What this means for professionals:
👉 CISOs, prepare for your budget increases! These commitments to protecting cyberspace indicate that there’s support for cybersecurity initiatives, even in the face of a recession.
👉 Bootcampers, don’t let the little things discourage you; your future profession should see a spike in demand, making it easier to land a sweet job.
The document is full of statements about improving, increasing, and inflating. It’s a positive direction for information security.
Takeaway #2 — Accountability Is Shifting
Shifting accountability to the private sector was my key takeaway from this announcement. Here’s what happening:
Breaches are far too common.
In my career, I’ve green-fielded infosec programs for dozens of companies when beginning my work as their CISO. I rarely see budgets that are generous enough to mitigate reasonable amounts of breach risk. And of course, this is one of the reasons we hear about a new major breach every time we read the news.
I reached out to Sean Grimaldi, the CTO of VectorZero and former CIA intelligence leader, to get his thoughts:
“My takeaway is: ‘hold the stewards of our data accountable.’ Essentially, the strategy is acknowledging a need for legislation incorporating standards developed by the NIST to provide ‘strong protections for sensitive data like geolocation and health information.’ That seems necessary at this point. Vector Zero can directly help organizations with this.”
Well said!
The public release from the White House makes frequent mention of free-market forces influencing underinvestments in cybersecurity programs. The strategy hopes to change that through accountability (read: laws, regulations, statutes, etc). And those new rules should bump your budgets to allow you to effectively steward that data more securely.

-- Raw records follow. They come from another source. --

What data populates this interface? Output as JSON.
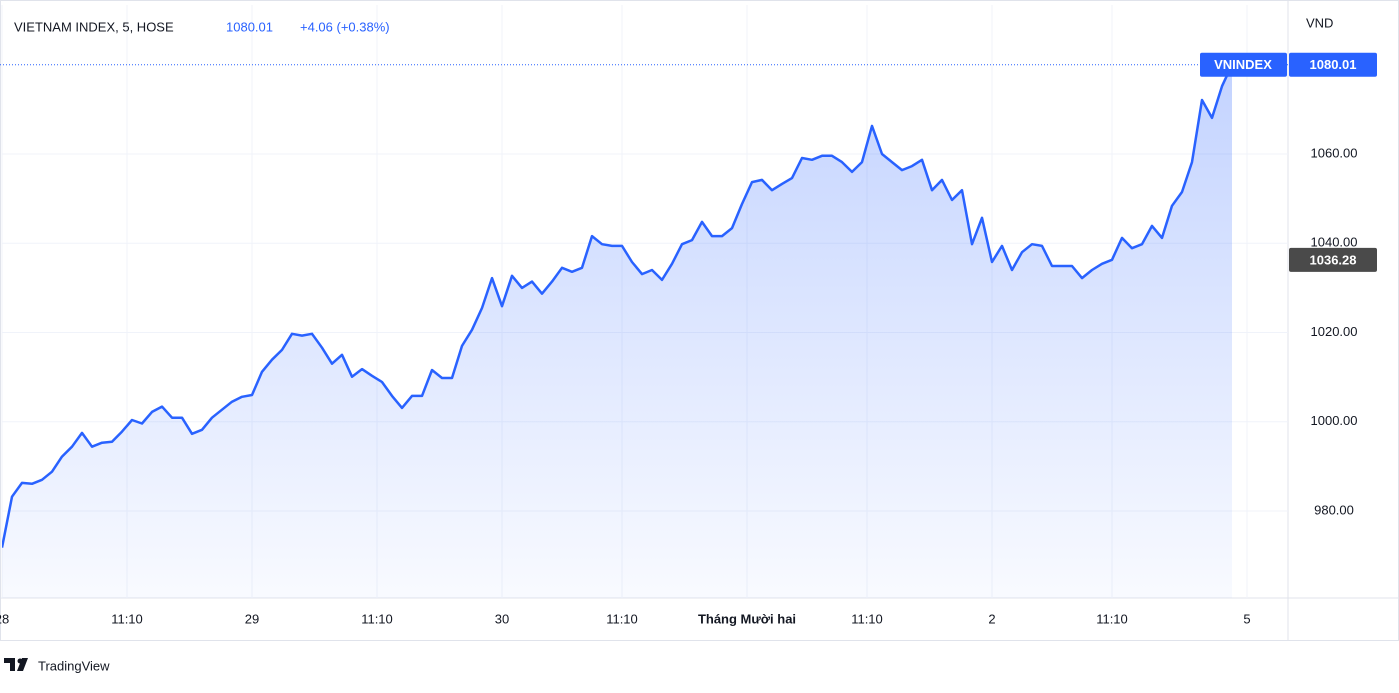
{
  "chart_data": {
    "type": "area",
    "title": "VIETNAM INDEX, 5, HOSE",
    "price": "1080.01",
    "change": "+4.06 (+0.38%)",
    "unit": "VND",
    "crosshair": 1036.28,
    "brand": "TradingView",
    "grid": true,
    "x": [
      0,
      2,
      4,
      6,
      8,
      10,
      12,
      14,
      16,
      18,
      20,
      22,
      24,
      26,
      28,
      30,
      32,
      34,
      36,
      38,
      40,
      42,
      44,
      46,
      48,
      50,
      52,
      54,
      56,
      58,
      60,
      62,
      64,
      66,
      68,
      70,
      72,
      74,
      76,
      78,
      80,
      82,
      84,
      86,
      88,
      90,
      92,
      94,
      96,
      98,
      100,
      102,
      104,
      106,
      108,
      110,
      112,
      114,
      116,
      118,
      120,
      122,
      124,
      126,
      128,
      130,
      132,
      134,
      136,
      138,
      140,
      142,
      144,
      146,
      148,
      150,
      152,
      154,
      156,
      158,
      160,
      162,
      164,
      166,
      168,
      170,
      172,
      174,
      176,
      178,
      180,
      182,
      184,
      186,
      188,
      190,
      192,
      194,
      196,
      198,
      200,
      202,
      204,
      206,
      208,
      210,
      212,
      214,
      216,
      218,
      220,
      222,
      224,
      226,
      228,
      230,
      232,
      234,
      236,
      238,
      240,
      242,
      244,
      246
    ],
    "series": [
      {
        "name": "VNINDEX",
        "color": "#2962ff",
        "values": [
          971.8,
          983.2,
          986.3,
          986.1,
          987,
          988.8,
          992.2,
          994.4,
          997.5,
          994.4,
          995.3,
          995.5,
          997.8,
          1000.4,
          999.6,
          1002.2,
          1003.4,
          1000.9,
          1000.9,
          997.3,
          998.2,
          1000.9,
          1002.7,
          1004.5,
          1005.6,
          1006,
          1011.2,
          1013.9,
          1016.1,
          1019.7,
          1019.3,
          1019.7,
          1016.6,
          1013,
          1015,
          1010.1,
          1011.8,
          1010.3,
          1008.9,
          1005.8,
          1003.1,
          1005.8,
          1005.8,
          1011.6,
          1009.8,
          1009.8,
          1017,
          1020.6,
          1025.5,
          1032.2,
          1025.9,
          1032.7,
          1030,
          1031.4,
          1028.7,
          1031.4,
          1034.5,
          1033.6,
          1034.5,
          1041.6,
          1039.8,
          1039.4,
          1039.4,
          1035.8,
          1033.1,
          1034,
          1031.8,
          1035.4,
          1039.8,
          1040.7,
          1044.8,
          1041.6,
          1041.6,
          1043.4,
          1048.8,
          1053.7,
          1054.2,
          1051.9,
          1053.3,
          1054.6,
          1059.1,
          1058.7,
          1059.6,
          1059.6,
          1058.2,
          1056,
          1058.2,
          1066.3,
          1060,
          1058.2,
          1056.4,
          1057.3,
          1058.7,
          1051.9,
          1054.2,
          1049.7,
          1051.9,
          1039.8,
          1045.7,
          1035.8,
          1039.4,
          1034,
          1038,
          1039.8,
          1039.4,
          1034.9,
          1034.9,
          1034.9,
          1032.2,
          1034,
          1035.4,
          1036.3,
          1041.2,
          1038.9,
          1039.8,
          1043.9,
          1041.2,
          1048.4,
          1051.5,
          1058.2,
          1072.1,
          1068.1,
          1075.2,
          1080.01
        ]
      }
    ],
    "xlim": [
      0,
      257.2
    ],
    "xticks": [
      {
        "value": 0,
        "label": "28"
      },
      {
        "value": 25,
        "label": "11:10"
      },
      {
        "value": 50,
        "label": "29"
      },
      {
        "value": 75,
        "label": "11:10"
      },
      {
        "value": 100,
        "label": "30"
      },
      {
        "value": 124,
        "label": "11:10"
      },
      {
        "value": 149,
        "label": "Tháng Mười hai"
      },
      {
        "value": 173,
        "label": "11:10"
      },
      {
        "value": 198,
        "label": "2"
      },
      {
        "value": 222,
        "label": "11:10"
      },
      {
        "value": 249,
        "label": "5"
      }
    ],
    "ylim": [
      960.5,
      1093.4
    ],
    "yticks": [
      {
        "value": 980,
        "label": "980.00"
      },
      {
        "value": 1000,
        "label": "1000.00"
      },
      {
        "value": 1020,
        "label": "1020.00"
      },
      {
        "value": 1040,
        "label": "1040.00"
      },
      {
        "value": 1060,
        "label": "1060.00"
      }
    ]
  }
}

Takeaway #3 — Critical Infrastructure Comes First
The statement makes it clear that proposed changes need to be prioritized… and, unsurprisingly, critical infrastructure comes first.

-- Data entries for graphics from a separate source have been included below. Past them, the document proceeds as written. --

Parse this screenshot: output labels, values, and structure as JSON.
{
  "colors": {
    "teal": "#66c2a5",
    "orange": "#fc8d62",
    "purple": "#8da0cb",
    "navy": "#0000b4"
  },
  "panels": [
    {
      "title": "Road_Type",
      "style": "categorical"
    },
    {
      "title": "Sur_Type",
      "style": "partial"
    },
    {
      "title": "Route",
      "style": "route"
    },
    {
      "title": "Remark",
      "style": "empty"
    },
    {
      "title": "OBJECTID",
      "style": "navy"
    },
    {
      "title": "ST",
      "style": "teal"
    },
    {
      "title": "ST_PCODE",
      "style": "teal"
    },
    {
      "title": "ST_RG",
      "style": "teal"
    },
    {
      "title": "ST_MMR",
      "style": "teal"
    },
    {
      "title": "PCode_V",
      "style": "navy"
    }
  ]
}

And the scope of federal involvement with critical companies is greater. There was a heavy focus on national security preservation through improvements in our ability to combat cyberterrorism. Cloud providers will likely see legislation that increasingly grants access and rights to federal agencies. These rights could involve costly software and hardware projects, which could translate to increased cloud costs, or worse, decreased cloud functionality and agility.
The SMB market will be immediately impacted as well. Telco, EdTech, FinTech, and all companies that provide services that are critical to the daily operation of the United States, you’re up to bat.

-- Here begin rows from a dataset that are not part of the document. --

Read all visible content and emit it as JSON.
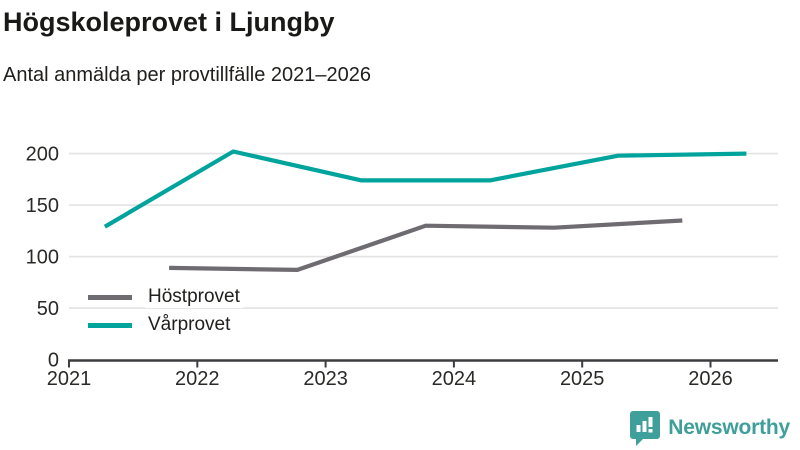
{
  "header": {
    "title": "Högskoleprovet i Ljungby",
    "subtitle": "Antal anmälda per provtillfälle 2021–2026"
  },
  "chart_data": {
    "type": "line",
    "title": "Högskoleprovet i Ljungby",
    "subtitle": "Antal anmälda per provtillfälle 2021–2026",
    "xlabel": "",
    "ylabel": "",
    "xlim": [
      2021,
      2026.55
    ],
    "ylim": [
      0,
      210
    ],
    "xticks": [
      "2021",
      "2022",
      "2023",
      "2024",
      "2025",
      "2026"
    ],
    "xtick_years": [
      2021,
      2022,
      2023,
      2024,
      2025,
      2026
    ],
    "yticks": [
      0,
      50,
      100,
      150,
      200
    ],
    "grid": "horizontal",
    "legend_position": "inside-bottom-left",
    "series": [
      {
        "name": "Höstprovet",
        "color": "#6f6c71",
        "x": [
          2021.78,
          2022.78,
          2023.78,
          2024.78,
          2025.78
        ],
        "values": [
          89,
          87,
          130,
          128,
          135
        ]
      },
      {
        "name": "Vårprovet",
        "color": "#00a49c",
        "x": [
          2021.28,
          2022.28,
          2023.28,
          2024.28,
          2025.28,
          2026.28
        ],
        "values": [
          129,
          202,
          174,
          174,
          198,
          200
        ]
      }
    ]
  },
  "branding": {
    "logo_text": "Newsworthy",
    "logo_color": "#3f9f9a",
    "logo_icon": "bar-chart-speech-bubble-icon"
  },
  "style_colors": {
    "axis": "#3d3c3e",
    "grid": "#e3e3e3",
    "tick_label": "#2b2a28"
  }
}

Everyone’s going to get a taste eventually. When? Could be years from now. But if it’s anything like TxRAMP, you’ll need those years to prepare. I recommend being proactive. If future compliance regulations quickly become in scope and, unlike your competitors, you’re ready for action: sell it. Taming the big scary compliance monster isn’t just a badge of honor, it’s an attribute of your product. A feature.
Any opportunity to tie your infosec program directly to a marketable attribute of your product, is an opportunity best seized without delay.
Conclusions–Take it from Jack:
Some plans outlined in the strategy will make your life easier. I’ve been a CISO for a decade now. And I’ve spent maybe eight hours working on cyber insurance (I’m joking, but it’s a painless routine task). The new strategy includes plans for the implementation of a national cyber security insurance program. We’ll see how this plays out–but it’s not the time savings that interests me, it’s the (hopeful) improvements in the effectiveness of cyber insurance claims.
We’ll have to see what kind of enforcement and implementation this document really manifests as; as things stand, this strategy document is mostly just that: strategy.